Jonas secoua la tête. « Pas du tout ; cette histoire est la seule que je connaisse, ou presque. » Il abaissa les yeux vers Jolenta. « Puis-je continuer, ô la plus merveilleuse des femmes ? »

Mon attention fut attirée à ce moment-là par une trouée de lumière en avant de nous, ainsi que par les désordres occasionnés par un embouteillage de véhicules ; certains cherchaient à reculer, et les conducteurs houspillaient leurs attelages, essayant de se frayer une voie à coups de fouet.

«… Elle montra les haricots aux seigneurs des hommes, et leur dit que si on ne lui obéissait pas en tout point, elle les jetterait dans l’océan, ce qui mettrait fin au monde.
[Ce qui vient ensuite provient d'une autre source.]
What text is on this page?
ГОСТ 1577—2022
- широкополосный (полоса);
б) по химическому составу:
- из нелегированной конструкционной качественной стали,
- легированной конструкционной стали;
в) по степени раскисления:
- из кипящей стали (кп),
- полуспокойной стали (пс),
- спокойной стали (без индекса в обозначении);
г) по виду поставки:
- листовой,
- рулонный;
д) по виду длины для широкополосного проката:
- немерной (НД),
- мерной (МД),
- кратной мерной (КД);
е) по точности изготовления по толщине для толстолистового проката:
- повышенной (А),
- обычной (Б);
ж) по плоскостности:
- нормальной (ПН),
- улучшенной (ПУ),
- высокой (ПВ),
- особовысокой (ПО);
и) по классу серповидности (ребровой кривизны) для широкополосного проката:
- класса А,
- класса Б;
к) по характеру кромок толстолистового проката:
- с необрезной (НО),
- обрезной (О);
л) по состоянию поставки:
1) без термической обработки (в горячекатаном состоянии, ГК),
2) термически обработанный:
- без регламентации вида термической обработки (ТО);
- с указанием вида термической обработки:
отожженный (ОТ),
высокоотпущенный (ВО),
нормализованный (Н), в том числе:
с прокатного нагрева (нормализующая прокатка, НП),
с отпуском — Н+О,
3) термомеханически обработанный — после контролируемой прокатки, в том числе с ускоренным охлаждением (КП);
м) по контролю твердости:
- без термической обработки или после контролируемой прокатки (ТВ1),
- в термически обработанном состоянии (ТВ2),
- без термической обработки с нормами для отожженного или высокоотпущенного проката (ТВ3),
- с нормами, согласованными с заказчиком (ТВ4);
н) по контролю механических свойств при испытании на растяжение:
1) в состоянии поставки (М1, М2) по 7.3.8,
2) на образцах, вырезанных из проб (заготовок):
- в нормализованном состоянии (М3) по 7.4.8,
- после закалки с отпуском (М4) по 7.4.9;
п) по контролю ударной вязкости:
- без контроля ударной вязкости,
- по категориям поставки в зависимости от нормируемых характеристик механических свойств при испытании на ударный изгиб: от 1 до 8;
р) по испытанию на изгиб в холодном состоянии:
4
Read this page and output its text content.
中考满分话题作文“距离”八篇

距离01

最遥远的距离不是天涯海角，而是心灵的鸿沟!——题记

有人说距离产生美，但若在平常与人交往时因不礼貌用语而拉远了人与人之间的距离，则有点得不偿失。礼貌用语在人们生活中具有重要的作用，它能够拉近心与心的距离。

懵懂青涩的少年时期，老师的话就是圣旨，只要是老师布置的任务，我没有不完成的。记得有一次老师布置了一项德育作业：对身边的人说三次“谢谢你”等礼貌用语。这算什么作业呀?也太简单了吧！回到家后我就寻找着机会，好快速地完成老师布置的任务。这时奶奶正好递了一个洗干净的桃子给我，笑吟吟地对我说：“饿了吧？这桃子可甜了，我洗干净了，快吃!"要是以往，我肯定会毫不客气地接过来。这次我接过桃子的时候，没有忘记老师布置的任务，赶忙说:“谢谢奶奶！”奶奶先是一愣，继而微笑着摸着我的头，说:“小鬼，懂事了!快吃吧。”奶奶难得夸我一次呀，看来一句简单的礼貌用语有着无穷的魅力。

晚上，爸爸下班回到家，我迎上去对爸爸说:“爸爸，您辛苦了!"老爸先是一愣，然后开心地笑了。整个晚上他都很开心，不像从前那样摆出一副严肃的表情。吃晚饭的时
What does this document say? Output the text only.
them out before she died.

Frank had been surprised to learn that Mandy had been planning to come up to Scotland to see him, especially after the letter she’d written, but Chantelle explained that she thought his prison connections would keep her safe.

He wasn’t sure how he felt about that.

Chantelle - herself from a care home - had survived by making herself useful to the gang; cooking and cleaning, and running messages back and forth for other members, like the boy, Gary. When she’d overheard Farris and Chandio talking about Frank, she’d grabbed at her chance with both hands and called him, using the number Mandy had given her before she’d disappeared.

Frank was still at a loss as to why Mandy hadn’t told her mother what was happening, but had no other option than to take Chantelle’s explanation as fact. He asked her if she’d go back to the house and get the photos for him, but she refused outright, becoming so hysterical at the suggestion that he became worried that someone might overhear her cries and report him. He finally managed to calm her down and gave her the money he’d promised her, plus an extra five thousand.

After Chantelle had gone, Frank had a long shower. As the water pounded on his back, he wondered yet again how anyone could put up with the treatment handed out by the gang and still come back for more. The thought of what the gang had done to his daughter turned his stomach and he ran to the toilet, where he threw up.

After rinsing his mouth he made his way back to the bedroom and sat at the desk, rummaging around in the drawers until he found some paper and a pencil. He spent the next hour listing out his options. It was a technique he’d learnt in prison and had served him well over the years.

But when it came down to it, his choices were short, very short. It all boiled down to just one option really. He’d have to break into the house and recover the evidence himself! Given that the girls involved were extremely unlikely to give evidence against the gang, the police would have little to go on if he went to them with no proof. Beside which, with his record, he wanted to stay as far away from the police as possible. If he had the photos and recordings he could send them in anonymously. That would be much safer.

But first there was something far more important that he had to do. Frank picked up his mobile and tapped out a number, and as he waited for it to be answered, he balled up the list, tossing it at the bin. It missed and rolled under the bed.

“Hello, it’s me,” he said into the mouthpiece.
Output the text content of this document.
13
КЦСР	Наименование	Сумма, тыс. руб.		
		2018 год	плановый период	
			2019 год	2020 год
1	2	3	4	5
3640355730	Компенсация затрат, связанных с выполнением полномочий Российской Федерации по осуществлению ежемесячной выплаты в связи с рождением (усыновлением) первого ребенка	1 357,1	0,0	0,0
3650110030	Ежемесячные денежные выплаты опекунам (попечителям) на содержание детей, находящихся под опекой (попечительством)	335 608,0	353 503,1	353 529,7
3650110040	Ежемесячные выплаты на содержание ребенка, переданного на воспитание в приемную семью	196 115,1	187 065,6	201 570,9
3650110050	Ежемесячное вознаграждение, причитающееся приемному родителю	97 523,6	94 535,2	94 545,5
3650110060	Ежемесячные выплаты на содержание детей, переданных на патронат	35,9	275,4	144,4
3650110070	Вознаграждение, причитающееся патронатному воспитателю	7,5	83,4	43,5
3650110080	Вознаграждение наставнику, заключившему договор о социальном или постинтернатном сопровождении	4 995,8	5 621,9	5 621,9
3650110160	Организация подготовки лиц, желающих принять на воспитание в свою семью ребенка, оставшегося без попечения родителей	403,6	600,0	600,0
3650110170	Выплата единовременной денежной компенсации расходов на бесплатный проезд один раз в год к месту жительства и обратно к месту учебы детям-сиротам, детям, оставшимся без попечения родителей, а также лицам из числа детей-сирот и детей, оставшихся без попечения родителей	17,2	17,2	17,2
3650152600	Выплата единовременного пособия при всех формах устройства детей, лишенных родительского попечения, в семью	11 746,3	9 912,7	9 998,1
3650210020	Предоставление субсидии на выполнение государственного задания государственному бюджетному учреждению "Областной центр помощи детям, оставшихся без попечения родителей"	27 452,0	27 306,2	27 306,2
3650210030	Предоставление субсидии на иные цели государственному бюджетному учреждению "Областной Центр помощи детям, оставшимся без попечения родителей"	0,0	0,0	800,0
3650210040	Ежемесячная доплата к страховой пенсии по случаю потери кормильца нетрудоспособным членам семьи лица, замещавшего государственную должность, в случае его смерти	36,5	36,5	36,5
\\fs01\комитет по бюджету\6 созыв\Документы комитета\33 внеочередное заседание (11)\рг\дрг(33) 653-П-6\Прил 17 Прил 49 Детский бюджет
Ils la firent arrêter et elle fut mise en morceaux, car leur pouvoir était des centaines de fois plus fermement établi que celui de notre Autarque.

— Puisse-t-il vivre assez vieux pour voir le Nouveau Soleil », murmura Jolenta.

Dorcas affermit sa main sur mon bras et me demanda :

« Pourquoi ont-ils tellement peur ? » Puis l’instant d’après, elle poussa un cri et plongea son visage dans ses mains : elle venait d’être atteinte à la joue par le bout métallique d’une lanière de fouet. Je dépassai l’homme au merychippus, saisis par la cheville le charretier qui l’avait frappée, et l’arrachai de son siège. Entre-temps, c’est tout le passage sous la porte qui s’était mis à résonner du bruit des hurlements et des jurons, des cris des blessés, et des meuglements ou des hennissements des animaux effrayés. Je ne sais si l’étranger continua son récit, en tout cas je ne l’entendis pas.

Le conducteur que j’avais jeté à terre était certainement mort sur le coup. Voulant impressionner Dorcas, j’avais espéré pouvoir lui infliger ce supplice que nous appelons deux abricots ; mais il était tombé sous les pieds des passants et sous les lourdes roues des charrettes. Même ses cris se perdirent.


Ici, je fais une pause ; je t’ai conduit, lecteur, d’une porte à une autre – du portail verrouillé et emmitouflé de brumes de notre nécropole à cette porte-ci, ourlée de tortillons de nuages, la plus grande au monde, actuellement, et peut-être la plus grande de tous les temps. C’est en franchissant la première que j’ai fait le premier pas sur la route qui devait me conduire jusqu’à la seconde. Et en passant sous sa voûte, c’est un autre premier pas que je faisais, sur une nouvelle route. À travers cette gigantesque porte, elle allait me conduire, pendant longtemps, hors de la Ville impérissable, parmi forêts et pâturages, jusqu’aux montagnes et aux jungles du nord.

Ici je fais une pause. Si tu ne souhaites pas aller plus loin en ma compagnie, lecteur, je ne saurais te blâmer : le chemin n’est pas facile.